Depict yourself the following situation:

You are sitting in a coffee shop, seeking for wireless networks. what are you gonna do next? connect to a network which SSID's is similar to the coffee shop's name, or if none exists, connect to the first open network you find.

If the coffee shop doesn't have a wireless network, it gives a malicious user an opportunity to run his own network, on behalf of the coffee shop to attract clients. Otherwise, he will have to spoof the legitimate access-point's MAC, and race for new clients.

Everyone knows that open wireless networks are prone to sniffing, but most people are unaware of the fact that active attacks could take place as well, and it is especially easy if the malicious user controls the gateway.

This video demonstrates how an exe file is injected transparently into an innocent HTTP session.

What happens behind the scenes is the use of a transparent proxy I built, which terminates HTTP traffic, and searches for exe download patterns (Content-Type:\s+application/octet-stream to be exact). When it matches an exe pattern, it replaces the response with a malicious binary. The proxy runs on the gateway, which is fixed with an iptables rule (iptables -t nat -A PREROUTING -i [interface] -p tcp --dport 80 -j REDIRECT --to-ports [proxy interface]) that forwards all transit HTTP via the proxy.

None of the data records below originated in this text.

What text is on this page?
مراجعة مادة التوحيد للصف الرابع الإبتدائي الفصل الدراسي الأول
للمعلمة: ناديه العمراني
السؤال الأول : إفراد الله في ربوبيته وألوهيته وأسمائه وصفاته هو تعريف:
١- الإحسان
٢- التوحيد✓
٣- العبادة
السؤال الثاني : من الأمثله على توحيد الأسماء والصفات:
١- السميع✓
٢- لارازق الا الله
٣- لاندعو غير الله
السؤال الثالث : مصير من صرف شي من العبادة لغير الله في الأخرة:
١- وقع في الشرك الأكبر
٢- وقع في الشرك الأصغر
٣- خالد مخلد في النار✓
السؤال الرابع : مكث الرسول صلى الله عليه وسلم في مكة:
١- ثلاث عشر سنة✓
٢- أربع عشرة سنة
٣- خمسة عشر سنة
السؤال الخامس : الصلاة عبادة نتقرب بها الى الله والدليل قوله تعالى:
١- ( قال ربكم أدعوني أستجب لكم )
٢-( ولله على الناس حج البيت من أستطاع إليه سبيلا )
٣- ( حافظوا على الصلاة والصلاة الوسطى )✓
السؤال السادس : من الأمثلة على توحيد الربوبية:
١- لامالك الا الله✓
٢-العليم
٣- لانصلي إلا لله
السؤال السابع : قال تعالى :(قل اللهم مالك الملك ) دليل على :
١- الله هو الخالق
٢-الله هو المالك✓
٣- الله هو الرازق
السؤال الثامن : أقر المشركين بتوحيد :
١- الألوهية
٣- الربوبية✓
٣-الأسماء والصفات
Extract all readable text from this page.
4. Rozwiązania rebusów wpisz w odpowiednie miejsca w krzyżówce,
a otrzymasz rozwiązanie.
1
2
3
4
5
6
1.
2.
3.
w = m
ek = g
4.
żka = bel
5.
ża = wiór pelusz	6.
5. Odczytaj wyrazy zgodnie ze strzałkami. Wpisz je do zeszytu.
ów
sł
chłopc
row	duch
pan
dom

By the use of PKI you can ensure you pass your malicious gateway without data mutation.
So consider yourself one of the following countermeasures:

1) Download binaries from SSL sites only (and verify the certificate!)
2) Use an SSL proxy (and again verify the certificate)
3) Tunnel traffic through a VPN
4) Tunnel traffic through SSH
5) Download signed binaries, and verify the digital signature.